A specialized tool for analyzing PyTorch execution traces. This script parses raw .json trace files generated by the PyTorch Profiler, extracts the actual "leaf" operations, and exports them into a clean, analyzed CSV format.
This tool:
- Isolates Leaf Operations: Uses a stack-based algorithm to remove "parent" wrappers and keep only the operations that did the work.
- Filters Noise: Automatically removes operations with empty input shapes (e.g., scalars or empty lists).
- Custom Control: Allows you to Blacklist unwanted ops or Whitelist custom kernels (forcing them to be treated as leaves).
- Dataset Ready: Injects model metadata (Name, Task, Training status) into every row, making the CSVs mergeable for large-scale analysis.
To use this tool, you need to generate a .json trace file from your PyTorch model. You must verify that record_shapes=True is enabled so the tool can extract input dimensions.

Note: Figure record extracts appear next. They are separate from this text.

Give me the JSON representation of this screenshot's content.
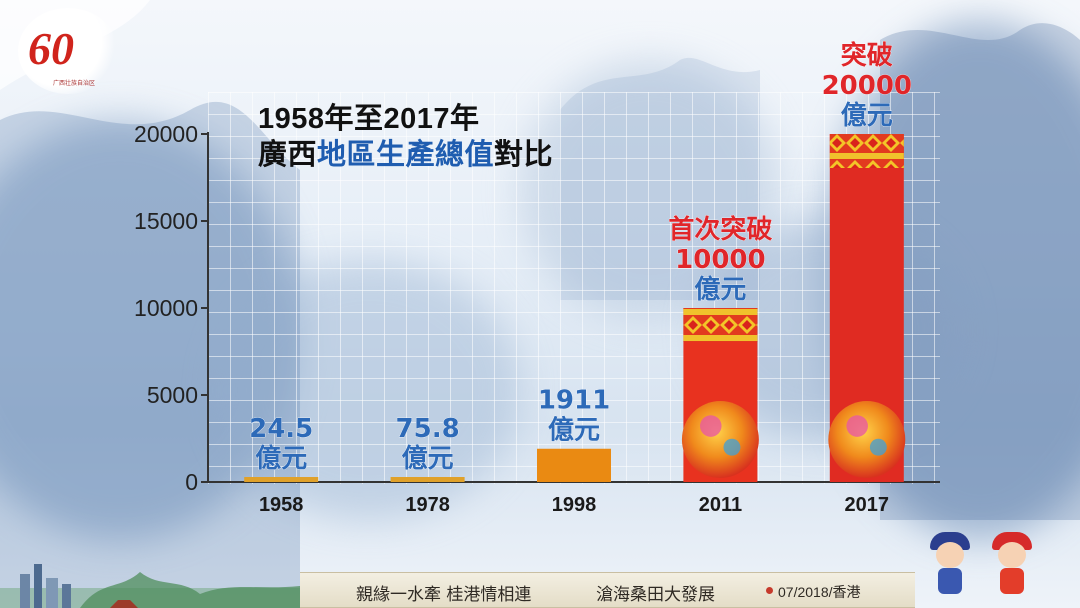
{
  "logo": {
    "mark": "60",
    "text": "广西壮族自治区"
  },
  "title": {
    "line1": "1958年至2017年",
    "line2_black": "廣西",
    "line2_blue": "地區生產總值",
    "line2_end": "對比"
  },
  "chart_data": {
    "type": "bar",
    "title": "1958年至2017年廣西地區生產總值對比",
    "categories": [
      "1958",
      "1978",
      "1998",
      "2011",
      "2017"
    ],
    "values": [
      24.5,
      75.8,
      1911,
      10000,
      20000
    ],
    "yticks": [
      0,
      5000,
      10000,
      15000,
      20000
    ],
    "ylim": [
      0,
      20000
    ],
    "grid": true,
    "bar_colors": [
      "#e0a12a",
      "#e0a12a",
      "#ea8a12",
      "#e8321f",
      "#e02b22"
    ],
    "unit": "億元",
    "value_labels": [
      "24.5",
      "75.8",
      "1911",
      "10000",
      "20000"
    ],
    "prefix_labels": [
      "",
      "",
      "",
      "首次突破",
      "突破"
    ],
    "label_colors": {
      "value": "#2d6ab8",
      "highlight": "#e0262a",
      "unit": "#2d6ab8"
    }
  },
  "footer": {
    "slogan_1": "親緣一水牽 桂港情相連",
    "slogan_2": "滄海桑田大發展",
    "date_place": "07/2018/香港"
  }
}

Add the following context manager around your training step or inference call:
import torch
from torch.profiler import profile, record_function, ProfilerActivity
# ... Load your model and data ...
# 1. Start the Profiler
with profile(
activities=[ProfilerActivity.CPU, ProfilerActivity.CUDA],
record_shapes=True, # REQUIRED: captures Input Dims
with_stack=True # REQUIRED: captures hierarchy for leaf detection
) as prof:
# 2. Run your model
with record_function("model_inference"):
output = model(inputs)
# 3. Export the Trace
prof.export_chrome_trace("trace_output.json")Once generated, trace_output.json is ready to be parsed by this tool.
- Python 3.6+
- No external dependencies (uses standard libraries:
json,argparse,csv,os,collections).
Run the script from the command line passing the trace file and the mandatory metadata arguments.
python parse_trace.py <trace_file.json> \
--model-name "ResNet50" \
--ml-task "Image Classification" \
--is-training "True"| Argument | Required | Description |
|---|---|---|
file_path |
✅ | Path to the input PyTorch trace .json file. |
--model-name |
✅ | Name of the model (e.g., "BERT", "ResNet"). |
--ml-task |
✅ | The machine learning task (e.g., "NLP", "Detection"). |
--is-training |
✅ | True if trace is from training, False for inference. |
--output-dir |
❌ | Directory to save the output CSV. Defaults to current directory. |
--blacklist |
❌ | Path to a .txt file containing operations to exclude. |
--whitelist |
❌ | Path to a .txt file containing operations to force include (opaque leaves). |
1. Basic Usage
python parse_trace.py trace_resnet.json \
--model-name "ResNet18" \
--ml-task "Classification" \
--is-training "False"2. Using Filters (Blacklist & Whitelist) - Recommended
python parse_trace.py trace_custom.json \
--model-name "MyCustomModel" \
--ml-task "Recommendation" \
--is-training "True" \
--output-dir ./processed_data \
--blacklist filters/ignore_ops.txt \
--whitelist filters/custom_kernels.txtBy default, if Op A calls Op B, the script discards Op A (the parent) and records Op B (the leaf). This ensures you measure the actual computation, not the Python wrapper overhead.
If you have a custom operation (e.g., MyCustomLayer) that calls standard PyTorch ops internally, you might want to report the custom layer as a single unit rather than breaking it down.
- Action: Add
MyCustomLayerto your whitelist file. - Result: The script treats it as an "opaque leaf." It records
MyCustomLayerand ignores any operations called strictly inside it.
Any operation name found in the blacklist file is completely stripped from the final CSV output.
The script generates a file named <trace_filename>_ops.csv with the following columns:
| Column | Description |
|---|---|
| Model Name | Metadata provided via arguments. |
| ML Task | Metadata provided via arguments. |
| Is Training | Metadata provided via arguments. |
| Operation | The name of the executed operation (e.g., aten::add). |
| Input Dims | The shape of input tensors (e.g., [[32, 1024], [1024, 1024]]). |
| Input Type | The data types of inputs (e.g., ['float', 'float']). |
Note: Operations with empty input shapes (e.g., [] or [[], []]) are automatically excluded to remove scalar operations.